Ergebnisorientierte Ansätze wurden aber auch von Ökonom*innen, die staatliche Eingriffe in den Markt grundsätzlich ablehnen, formuliert. So plädiert etwa die Chicago School dafür, rechtliche Beschränkungen für den freien Wettbewerb entweder ganz abzuschaffen oder auf ein Minimum zu reduzieren, da Kartelle und Fusionen mit Effizienzsteigerungen zu rechtfertigen seien.
Grundsätzlich geht jedes Handeln eines Wirtschaftssubjekts auf dem Markt mit der Einschränkung der Freiheit eines*r anderen Marktteilnehmers*in einher. Die beiden Herangehensweisen für die Gestaltung des Wettbewerbs unterscheiden sich im Wesentlichen also darin, ob sie den Schutz der Freiheit der Einzelnen oder die Gemeinwohlziele, die der Wettbewerb hervorbringt, stärker in der Abwägung gewichten, die das Wettbewerbsrecht ist.
Das europäische Wettbewerbsrecht: Ein Rahmen für einen ergebnisoffenen Wettbewerb
Das Wettbewerbsrecht der EU, das bereits mit den Römischen Verträgen 1957 eingeführt wurde, soll Marktkonstellationen, die den Wettbewerb zum Nachteil der Wettbewerbsfreiheit übermäßig beeinträchtigen, verhindern. Es handelt sich hier also um ein vom Primat der Freiheit der Einzelnen ausgehendes Wettbewerbsregime, das einen im Vergleich zum Naturzustand optimierten Wettbewerb schaffen soll.

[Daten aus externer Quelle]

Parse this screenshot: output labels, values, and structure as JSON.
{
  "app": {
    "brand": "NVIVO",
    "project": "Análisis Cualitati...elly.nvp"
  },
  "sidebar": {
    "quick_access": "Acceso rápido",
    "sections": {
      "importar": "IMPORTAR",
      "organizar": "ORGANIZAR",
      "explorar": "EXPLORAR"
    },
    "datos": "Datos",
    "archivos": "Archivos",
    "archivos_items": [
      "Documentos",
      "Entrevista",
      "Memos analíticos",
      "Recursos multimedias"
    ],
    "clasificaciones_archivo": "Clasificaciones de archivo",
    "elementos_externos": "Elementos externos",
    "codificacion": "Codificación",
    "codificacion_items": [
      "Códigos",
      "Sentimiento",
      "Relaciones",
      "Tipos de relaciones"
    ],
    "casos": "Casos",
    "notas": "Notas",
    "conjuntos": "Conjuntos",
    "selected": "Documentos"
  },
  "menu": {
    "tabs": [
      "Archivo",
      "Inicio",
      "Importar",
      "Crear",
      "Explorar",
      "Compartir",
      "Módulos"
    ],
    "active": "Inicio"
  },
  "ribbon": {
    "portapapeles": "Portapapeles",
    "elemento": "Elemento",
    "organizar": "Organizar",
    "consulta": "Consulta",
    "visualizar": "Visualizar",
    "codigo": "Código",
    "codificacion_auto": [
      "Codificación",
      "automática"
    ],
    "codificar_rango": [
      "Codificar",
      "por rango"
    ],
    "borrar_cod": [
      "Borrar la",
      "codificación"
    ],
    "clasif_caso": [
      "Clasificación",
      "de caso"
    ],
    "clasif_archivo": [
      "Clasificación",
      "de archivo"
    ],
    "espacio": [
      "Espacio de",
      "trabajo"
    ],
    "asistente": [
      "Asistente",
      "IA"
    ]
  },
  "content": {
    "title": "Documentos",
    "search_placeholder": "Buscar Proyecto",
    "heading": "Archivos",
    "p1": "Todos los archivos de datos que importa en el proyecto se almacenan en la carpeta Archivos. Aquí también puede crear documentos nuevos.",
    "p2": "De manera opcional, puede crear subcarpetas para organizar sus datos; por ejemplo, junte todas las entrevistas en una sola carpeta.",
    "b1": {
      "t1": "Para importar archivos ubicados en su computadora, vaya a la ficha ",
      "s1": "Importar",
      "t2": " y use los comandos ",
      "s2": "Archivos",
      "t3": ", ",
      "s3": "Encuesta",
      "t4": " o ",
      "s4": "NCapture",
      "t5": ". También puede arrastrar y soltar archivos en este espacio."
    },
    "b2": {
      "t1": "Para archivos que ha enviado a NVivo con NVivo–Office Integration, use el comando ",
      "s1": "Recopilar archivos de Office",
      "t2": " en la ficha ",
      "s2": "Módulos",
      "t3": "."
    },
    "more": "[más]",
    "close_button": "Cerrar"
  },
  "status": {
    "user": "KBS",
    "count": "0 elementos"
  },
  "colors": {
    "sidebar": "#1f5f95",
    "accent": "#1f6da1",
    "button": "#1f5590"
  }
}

Das europäische Wettbewerbsrecht sieht allerdings eine Ausnahmeregelung vor: Diese erlaubt den Wettbewerb übermäßig einschränkende Kartelle, Beihilfen, Fusionen und den Missbrauch einer dominanten Marktposition nur in solchen Fällen, in denen diese durch Effizienzsteigerungen zum Wohle der Verbraucher*innen zu rechtfertigen sind, und nur dann, wenn der Wettbewerb auf dem betreffenden Markt dabei grundsätzlich erhalten bleibt. Die Entscheidung über eine solche Ausnahmeregelung liegt bei der Kommission, die wiederum in ihrer Auslegung des Wettbewerbsrechts vom Europäischen Gerichtshof überwacht wird.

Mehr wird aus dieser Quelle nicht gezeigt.